Normally a flow like this would always be running.  The processors being feed by the input port in PG2 are not going to do any work until they receive that upstream FlowFile that is coming from PG1.  Processors are designed to yield when there is not work to do to avoid excessive CPU usage.

Do you have concerns with how this works?

 

Thanks,

Matt

avatar
Explorer

Yes, could you please explain the cpu usage?

avatar
Master Mentor

@girish6 

 

NiFi processor components are configured to execute based on a run schedule. There are two schedule driven strategies available (Cron Driven and Timer Driven).

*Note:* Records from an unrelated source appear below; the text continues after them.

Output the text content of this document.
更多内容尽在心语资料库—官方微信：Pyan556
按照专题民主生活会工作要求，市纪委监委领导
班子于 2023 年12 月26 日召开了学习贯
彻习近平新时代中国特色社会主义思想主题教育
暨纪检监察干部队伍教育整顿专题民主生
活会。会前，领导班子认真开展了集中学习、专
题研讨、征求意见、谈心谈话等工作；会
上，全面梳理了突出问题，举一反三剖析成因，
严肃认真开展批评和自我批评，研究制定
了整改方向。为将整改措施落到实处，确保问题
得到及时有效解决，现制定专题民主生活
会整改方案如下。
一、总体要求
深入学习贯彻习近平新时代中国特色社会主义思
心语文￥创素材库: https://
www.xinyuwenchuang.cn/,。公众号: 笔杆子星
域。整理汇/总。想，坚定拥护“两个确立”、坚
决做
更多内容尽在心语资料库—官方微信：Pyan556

The Cron Driven scheduling strategy uses a user configured Quartz Cron to set how often the processor will execute.   The Timer Driven scheduling strategy (most common strategy used) uses a user configured run schedule (default run schedule is 0 secs, which means run as often as system will allow).

 

When a processor executes based on the configured scheduling strategy, it will do one of two things:
1. If the processor has one or more inbound connections, it will check if any of them have any queued FlowFiles.  If none of the connections contain any queued FlowFiles, the processor will yield.  The yield is intended to keep the processors with run schedule of 0 secs from simply constantly requesting CPU threads to check empty inbound connection queues.  No matter the run schedule, a yielded processor will not execute until the yield has expired reducing CPU usage by that processor.  
2. Some processor have no inbound connections.  These processors will not yield, but continuously execute on the configured run schedule.  You would not have any such processors in your PG2 since they will have upstream connections to components in PG1.  So for "source" type processors like listSFTP, ListFile, GenerateFlowFIle, or any other processor that does not support an inbound/upstream connection,  if the feed of data is not continuous, it is best to use the Cron Driven scheduling strategy or set a Timer Driven run schedule that is not the default 0 secs to reduce CPU usage.

On the face of every processor is a state for Tasks/Time.  The stat tells you how many threads reported as completed in the past 5 minutes and how much cumulative CPU time was used by all those completed threads.  This allows you to see the impact a given processor is having on your CPU.